It's official: graphene has been made into a superconductor in its natural state - which means electrical current can flow through it with zero resistance.

Last year, physicists managed to do this by doping graphene with calcium atoms, but this is the first time researchers have achieved superconductivity in the material without having to alter it. And the results so far show that the material achieves an incredibly rare type of superconductivity that's even crazier and more powerful than scientists expected.

The new research is a big deal even for a material as innately impressive as graphene, seeing as superconductivity is the key to more efficient electronics, better power grids, and new medical technology.

"It has long been postulated that, under the right conditions, graphene should undergo a superconducting transition, but can't," said one of the researchers, Jason Robinson from the University of Cambridge in the UK.

Now, he says his team has managed to awaken that ability. And it appears graphene isn't just a normal superconductor - it could be conducting current with no resistance as a result of an unconfirmed and elusive type of superconductivity called p-wave state. Further research is needed to confirm this result, but it's a pretty intriguing possibility.

Already an over-achiever, graphene is a two-dimensional sheet of carbon atoms that's super flexible, harder than diamond, and stronger than steel.

But since its discovery in 2004, researchers have suspected that graphene might also have the ability to be a superconductor - which means it could shuttle electrons through it with no resistance at all.

Even materials that are good conductors are still inefficient in comparison to superconductors - for example, energy companies lose about 7 percent of their energy as heat as a result of resistance in the grid.

We already use superconducting materials to create the strong magnetic fields needed in MRI machines and maglev trains, but right now, these materials only become superconductive at temperatures of around –269 degrees Celsius (–452.2 degrees Fahrenheit), which is incredibly expensive, and not exactly practical.

If we could find a way to achieve superconductivity sustainably and at high temperatures, it would open up a the possibility of supercomputers that run without resistance and more efficient medical technology - and graphene is often thought of as a prime candidate for achieving this, given all of its other weird and wonderful properties.

Researchers succeeded in making graphene a superconductor last year by inserting calcium atoms into its lattice. And other teams have achieved a similar result by placing it on a superconducting material.

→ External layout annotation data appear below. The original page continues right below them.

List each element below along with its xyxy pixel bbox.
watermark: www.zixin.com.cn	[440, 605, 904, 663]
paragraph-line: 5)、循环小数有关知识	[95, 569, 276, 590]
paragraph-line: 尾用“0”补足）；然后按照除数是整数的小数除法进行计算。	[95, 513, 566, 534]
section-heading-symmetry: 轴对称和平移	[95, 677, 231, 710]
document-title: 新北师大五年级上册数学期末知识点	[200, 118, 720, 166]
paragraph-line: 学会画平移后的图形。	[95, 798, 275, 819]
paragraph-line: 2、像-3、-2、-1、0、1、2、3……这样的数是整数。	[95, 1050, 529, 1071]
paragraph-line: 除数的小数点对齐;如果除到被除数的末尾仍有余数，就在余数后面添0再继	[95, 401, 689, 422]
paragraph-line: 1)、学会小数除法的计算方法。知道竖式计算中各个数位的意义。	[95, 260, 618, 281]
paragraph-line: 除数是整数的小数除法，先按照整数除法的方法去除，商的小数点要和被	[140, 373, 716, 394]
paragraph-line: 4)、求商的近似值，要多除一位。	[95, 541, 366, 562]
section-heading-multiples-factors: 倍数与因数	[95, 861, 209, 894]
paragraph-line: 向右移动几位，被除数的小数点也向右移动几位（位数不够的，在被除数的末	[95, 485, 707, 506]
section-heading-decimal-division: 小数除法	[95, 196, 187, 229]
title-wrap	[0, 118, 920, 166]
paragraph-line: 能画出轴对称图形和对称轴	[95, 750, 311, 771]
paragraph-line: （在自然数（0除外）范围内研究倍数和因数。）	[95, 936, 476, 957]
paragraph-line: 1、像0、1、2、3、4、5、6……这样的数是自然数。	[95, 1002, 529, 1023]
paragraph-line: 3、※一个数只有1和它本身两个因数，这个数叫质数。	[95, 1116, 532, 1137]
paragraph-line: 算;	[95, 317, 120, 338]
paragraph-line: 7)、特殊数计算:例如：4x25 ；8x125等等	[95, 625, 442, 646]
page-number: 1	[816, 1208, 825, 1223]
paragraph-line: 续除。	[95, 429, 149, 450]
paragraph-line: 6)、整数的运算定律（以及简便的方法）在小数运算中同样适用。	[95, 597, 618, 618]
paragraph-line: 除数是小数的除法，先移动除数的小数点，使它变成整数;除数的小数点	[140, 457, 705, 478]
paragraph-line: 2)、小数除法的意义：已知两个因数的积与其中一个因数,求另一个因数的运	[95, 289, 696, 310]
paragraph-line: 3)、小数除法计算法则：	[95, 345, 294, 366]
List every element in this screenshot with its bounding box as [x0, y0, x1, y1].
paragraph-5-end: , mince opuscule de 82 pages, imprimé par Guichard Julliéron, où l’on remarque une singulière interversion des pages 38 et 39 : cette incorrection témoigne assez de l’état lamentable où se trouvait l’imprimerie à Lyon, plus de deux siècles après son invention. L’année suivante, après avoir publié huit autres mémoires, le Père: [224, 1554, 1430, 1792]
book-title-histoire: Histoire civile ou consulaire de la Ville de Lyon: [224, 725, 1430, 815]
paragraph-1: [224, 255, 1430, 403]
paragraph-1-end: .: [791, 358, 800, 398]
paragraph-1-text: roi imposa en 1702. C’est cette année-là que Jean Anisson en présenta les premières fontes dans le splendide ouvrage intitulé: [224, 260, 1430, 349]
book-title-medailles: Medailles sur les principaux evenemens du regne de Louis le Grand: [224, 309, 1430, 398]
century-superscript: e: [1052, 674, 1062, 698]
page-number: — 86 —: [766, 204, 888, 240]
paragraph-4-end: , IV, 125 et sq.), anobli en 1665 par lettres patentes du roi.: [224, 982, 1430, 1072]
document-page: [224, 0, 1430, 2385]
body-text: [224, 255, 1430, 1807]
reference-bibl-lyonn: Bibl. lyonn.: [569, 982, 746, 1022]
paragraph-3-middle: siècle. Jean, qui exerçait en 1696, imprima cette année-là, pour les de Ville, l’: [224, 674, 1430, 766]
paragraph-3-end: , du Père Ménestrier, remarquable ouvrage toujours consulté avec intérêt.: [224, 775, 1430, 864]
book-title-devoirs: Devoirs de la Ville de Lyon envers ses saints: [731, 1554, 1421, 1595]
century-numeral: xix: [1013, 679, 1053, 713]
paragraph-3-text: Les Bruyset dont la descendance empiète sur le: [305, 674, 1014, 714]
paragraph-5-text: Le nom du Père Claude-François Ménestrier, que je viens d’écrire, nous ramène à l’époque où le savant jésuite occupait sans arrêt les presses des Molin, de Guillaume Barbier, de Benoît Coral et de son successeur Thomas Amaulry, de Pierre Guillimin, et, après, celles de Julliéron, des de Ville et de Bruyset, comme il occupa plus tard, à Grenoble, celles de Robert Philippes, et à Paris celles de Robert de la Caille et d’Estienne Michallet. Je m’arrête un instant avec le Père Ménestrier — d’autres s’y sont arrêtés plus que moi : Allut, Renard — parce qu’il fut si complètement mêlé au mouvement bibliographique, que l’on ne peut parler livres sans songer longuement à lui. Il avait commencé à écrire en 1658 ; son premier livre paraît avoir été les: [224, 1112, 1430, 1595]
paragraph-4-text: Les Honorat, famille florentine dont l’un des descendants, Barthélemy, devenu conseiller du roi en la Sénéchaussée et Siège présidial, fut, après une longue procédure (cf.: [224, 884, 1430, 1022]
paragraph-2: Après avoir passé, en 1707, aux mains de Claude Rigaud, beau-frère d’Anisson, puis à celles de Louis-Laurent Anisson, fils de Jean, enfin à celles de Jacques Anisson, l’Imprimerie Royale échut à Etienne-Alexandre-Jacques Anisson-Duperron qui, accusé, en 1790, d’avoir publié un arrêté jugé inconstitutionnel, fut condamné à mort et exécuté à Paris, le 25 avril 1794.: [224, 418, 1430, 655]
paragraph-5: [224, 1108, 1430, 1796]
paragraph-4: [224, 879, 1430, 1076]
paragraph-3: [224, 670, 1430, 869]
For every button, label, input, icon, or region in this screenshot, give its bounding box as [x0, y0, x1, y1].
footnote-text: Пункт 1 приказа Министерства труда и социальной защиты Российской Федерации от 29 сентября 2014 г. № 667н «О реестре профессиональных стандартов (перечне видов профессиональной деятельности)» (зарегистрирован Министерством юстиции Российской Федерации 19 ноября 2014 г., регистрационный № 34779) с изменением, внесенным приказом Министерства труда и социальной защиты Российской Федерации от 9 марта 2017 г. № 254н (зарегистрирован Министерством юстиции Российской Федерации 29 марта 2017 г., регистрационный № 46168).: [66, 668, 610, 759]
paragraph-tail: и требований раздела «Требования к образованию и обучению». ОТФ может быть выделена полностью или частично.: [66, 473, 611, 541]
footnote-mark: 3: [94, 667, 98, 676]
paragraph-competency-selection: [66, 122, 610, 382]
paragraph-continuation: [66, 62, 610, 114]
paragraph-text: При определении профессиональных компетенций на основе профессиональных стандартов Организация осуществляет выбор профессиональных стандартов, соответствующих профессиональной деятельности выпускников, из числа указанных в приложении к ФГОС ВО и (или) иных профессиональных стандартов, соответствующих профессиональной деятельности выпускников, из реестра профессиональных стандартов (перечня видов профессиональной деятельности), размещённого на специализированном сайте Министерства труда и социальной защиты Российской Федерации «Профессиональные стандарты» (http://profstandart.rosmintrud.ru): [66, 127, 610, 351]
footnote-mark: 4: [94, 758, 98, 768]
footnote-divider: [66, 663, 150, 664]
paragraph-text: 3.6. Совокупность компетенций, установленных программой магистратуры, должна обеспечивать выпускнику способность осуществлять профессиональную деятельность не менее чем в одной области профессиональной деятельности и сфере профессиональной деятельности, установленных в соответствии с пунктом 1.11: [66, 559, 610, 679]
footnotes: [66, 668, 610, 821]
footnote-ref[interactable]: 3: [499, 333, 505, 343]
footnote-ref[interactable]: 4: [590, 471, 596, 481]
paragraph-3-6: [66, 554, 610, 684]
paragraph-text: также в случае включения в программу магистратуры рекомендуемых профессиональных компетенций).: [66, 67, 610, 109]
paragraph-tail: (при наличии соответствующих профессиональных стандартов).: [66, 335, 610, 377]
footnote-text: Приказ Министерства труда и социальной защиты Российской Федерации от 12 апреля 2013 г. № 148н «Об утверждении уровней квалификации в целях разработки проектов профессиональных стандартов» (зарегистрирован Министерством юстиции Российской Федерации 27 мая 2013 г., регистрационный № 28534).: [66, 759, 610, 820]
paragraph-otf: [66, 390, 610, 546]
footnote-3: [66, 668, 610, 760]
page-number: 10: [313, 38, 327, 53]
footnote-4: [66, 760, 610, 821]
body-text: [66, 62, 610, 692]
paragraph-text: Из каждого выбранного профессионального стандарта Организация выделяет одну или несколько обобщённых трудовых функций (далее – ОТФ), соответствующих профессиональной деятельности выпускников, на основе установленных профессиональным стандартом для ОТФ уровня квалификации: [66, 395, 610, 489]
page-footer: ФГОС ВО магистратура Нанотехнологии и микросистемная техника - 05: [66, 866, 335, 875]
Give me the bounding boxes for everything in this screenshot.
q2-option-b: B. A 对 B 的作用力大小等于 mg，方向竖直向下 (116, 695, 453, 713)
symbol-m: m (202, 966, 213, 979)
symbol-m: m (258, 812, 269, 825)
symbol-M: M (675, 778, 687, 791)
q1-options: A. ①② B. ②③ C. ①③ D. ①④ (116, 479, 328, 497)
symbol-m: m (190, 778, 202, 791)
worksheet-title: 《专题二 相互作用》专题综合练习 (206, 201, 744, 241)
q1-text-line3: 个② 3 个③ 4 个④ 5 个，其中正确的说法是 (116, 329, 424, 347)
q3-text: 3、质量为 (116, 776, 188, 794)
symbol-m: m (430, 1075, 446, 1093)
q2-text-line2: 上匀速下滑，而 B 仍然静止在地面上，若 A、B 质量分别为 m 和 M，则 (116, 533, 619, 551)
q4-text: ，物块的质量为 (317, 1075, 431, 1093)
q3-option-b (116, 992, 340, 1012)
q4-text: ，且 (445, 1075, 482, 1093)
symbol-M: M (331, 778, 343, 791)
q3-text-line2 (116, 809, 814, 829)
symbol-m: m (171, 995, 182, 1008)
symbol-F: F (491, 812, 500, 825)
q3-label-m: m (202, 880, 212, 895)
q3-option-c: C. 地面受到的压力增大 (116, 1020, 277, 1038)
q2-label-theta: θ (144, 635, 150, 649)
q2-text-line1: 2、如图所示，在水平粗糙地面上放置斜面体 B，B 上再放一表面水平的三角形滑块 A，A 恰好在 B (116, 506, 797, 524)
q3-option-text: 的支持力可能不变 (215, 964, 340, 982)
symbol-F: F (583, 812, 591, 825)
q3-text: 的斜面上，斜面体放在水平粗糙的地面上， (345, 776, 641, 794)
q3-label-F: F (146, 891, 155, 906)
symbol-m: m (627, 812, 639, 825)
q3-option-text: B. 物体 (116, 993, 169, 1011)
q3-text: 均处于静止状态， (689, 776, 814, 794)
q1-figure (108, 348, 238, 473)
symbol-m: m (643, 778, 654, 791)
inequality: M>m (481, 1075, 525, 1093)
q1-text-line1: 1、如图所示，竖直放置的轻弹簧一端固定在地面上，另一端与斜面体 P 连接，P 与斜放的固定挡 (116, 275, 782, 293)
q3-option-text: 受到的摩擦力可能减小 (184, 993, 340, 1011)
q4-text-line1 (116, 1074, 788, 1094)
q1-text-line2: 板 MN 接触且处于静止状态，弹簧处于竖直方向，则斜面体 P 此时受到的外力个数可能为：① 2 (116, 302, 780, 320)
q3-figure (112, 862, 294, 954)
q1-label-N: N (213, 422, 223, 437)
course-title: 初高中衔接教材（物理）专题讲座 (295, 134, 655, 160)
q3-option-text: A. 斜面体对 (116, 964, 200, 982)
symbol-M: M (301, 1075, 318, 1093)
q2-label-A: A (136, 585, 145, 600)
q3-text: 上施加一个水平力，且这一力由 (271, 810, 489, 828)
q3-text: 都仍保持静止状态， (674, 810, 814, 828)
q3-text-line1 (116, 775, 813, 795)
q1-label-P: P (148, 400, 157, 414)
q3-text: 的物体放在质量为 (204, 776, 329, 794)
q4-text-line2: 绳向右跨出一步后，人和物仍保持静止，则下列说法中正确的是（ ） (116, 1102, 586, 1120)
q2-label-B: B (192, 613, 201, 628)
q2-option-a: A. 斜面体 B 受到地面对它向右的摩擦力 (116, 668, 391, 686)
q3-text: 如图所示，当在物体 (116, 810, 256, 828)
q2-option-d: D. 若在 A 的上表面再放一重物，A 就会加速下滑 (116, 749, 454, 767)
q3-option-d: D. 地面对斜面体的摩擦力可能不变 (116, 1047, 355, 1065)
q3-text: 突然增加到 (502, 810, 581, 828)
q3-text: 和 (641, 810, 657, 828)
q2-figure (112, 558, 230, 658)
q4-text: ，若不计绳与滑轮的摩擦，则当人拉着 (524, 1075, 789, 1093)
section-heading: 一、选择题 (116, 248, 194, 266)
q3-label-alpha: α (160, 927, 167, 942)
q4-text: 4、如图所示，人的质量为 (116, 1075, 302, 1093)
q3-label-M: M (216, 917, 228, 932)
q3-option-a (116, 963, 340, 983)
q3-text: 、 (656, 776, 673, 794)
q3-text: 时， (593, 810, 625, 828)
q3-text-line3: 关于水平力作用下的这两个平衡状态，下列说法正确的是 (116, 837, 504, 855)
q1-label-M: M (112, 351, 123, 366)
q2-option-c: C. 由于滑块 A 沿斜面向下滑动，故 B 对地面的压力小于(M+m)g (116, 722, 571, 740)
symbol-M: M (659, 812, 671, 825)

But in the new study, researchers from the University of Cambridge were able to activate the dormant potential of graphene without it being influenced by another material. 

"Placing graphene on a metal can dramatically alter the properties so it is technically no longer behaving as we would expect," said one of the team, Angelo di Bernardo.

"What you see is not graphene's intrinsic superconductivity, but simply that of the underlying superconductor being passed on."

Instead, the team achieved superconductivity by coupling it with a material called praseodymium cerium copper oxide (PCCO).

That might sound similar to what happened in previous experiments - after all, they're still putting graphene on top of another material - but the difference here is that PCCO is a type of superconducting material called a cuprate, which has well-understood electronic properties.

So the team was able to clearly distinguish the superconductivity in PCCO from the superconductivity in graphene. 

And what they saw was crazier than they'd expected. 

Superconductivity occurs when electrons pair up and travel more efficiently through a material.

The spin alignment, or symmetry, of these electron pairs changes depending on the type of superconductivity involved. For example, in PCCO, the electrons pair up with a spin state that's antiparallel, which is called d-wave state.

But what the team saw happening in graphene was very different - they found evidence of a rare and still unverified type of superconductivity called p-wave state occurring.

"What we saw in the graphene was, in other words, a very different type of superconductivity than in PCCO," said Robinson.

"This was a really important step because it meant that we knew the superconductivity was not coming from outside it and that the PCCO was therefore only required to unleash the intrinsic superconductivity of graphene."

It remains unclear exactly what kind of superconductivity the team unleashed in graphene - but if it's confirmed that it really is the elusive p-wave form, it could prove once and for all that this type of superconductivity exists, and allow researchers to study it properly for the first time.

P-wave superconductivity was first proposed in 1994, when Japanese researchers found evidence of it occurring in a crystal material called strontium ruthenate. But the crystal is too bulky to study it well enough to achieve the type of proof scientists need to confirm that the state exists.

If it's happening in graphene, it would be a lot easier to investigate.

"If p-wave superconductivity is indeed being created in graphene, graphene could be used as a scaffold for the creation and exploration of a whole new spectrum of superconducting devices for fundamental and applied research areas," said Robinson.

"Such experiments would necessarily lead to new science through a better understanding of p-wave superconductivity, and how it behaves in different devices and settings." 

Not only that, but the team suggests that graphene could be the key to unlocking superconductivity above –269 degrees Celsius (-452.2 degrees Fahrenheit), and could be used inside supercomputers and other technologies to make them more efficient.

Other research teams will no doubt be racing to verify this result in their own labs and start experimenting with this new, awakened state of graphene, so watch this space.

The research has been published in Nature Communications.